Hence, growing hope, blossoming
ever and anon into the white flower of confidence, is their answer as
yet; their hope--the Beatific Vision--the _happy-making sight_, as Milton
renders the word of the mystics.
It is strange how gentle a certain large class of the priesthood will be
with those who, believing there is a God, find it hard to trust him, and
how fierce with those who, unable, from the lack of harmony around and in
them, to say they are sure there is a God, would yet, could they find
him, trust him indeed. "Ah, but," answer such of the clergy and their
followers, "you want a God of your own making." "Certainly," the doubters
reply, "we do not want a God of your making: that would be to turn the
universe into a hell, and you into its torturing demons.
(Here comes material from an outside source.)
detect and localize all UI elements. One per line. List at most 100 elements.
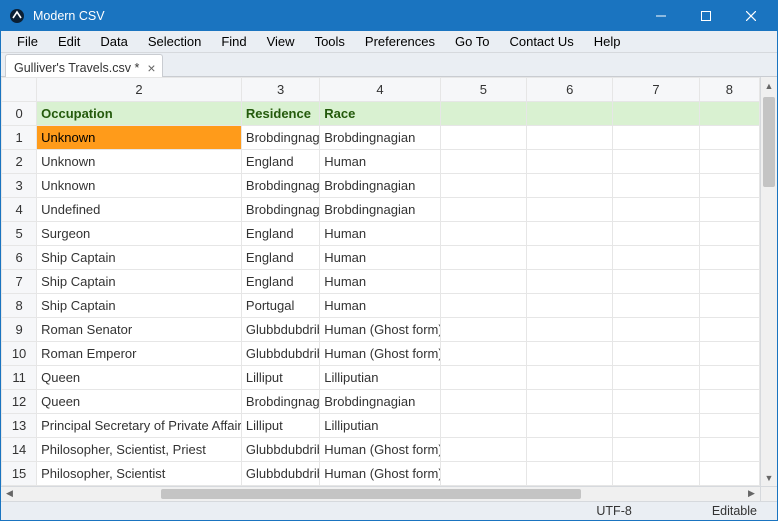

We want a God
like that man whose name is so often on your lips, but whose spirit you
understand so little--so like him that he shall be the bread of life to
_all_ our hunger--not that hunger only already satisfied in you, who take
the limit of your present consciousness for that of the race, and say,
'This is all the world needs:' we know the bitterness of our own hearts,
and your incapacity for intermeddling with its joy. We
have another mountain-range, from whence
Bursteth a sun unutterably bright;
nor for us only, but for you also, who will not have the truth except it
come to you in a system authorized of man.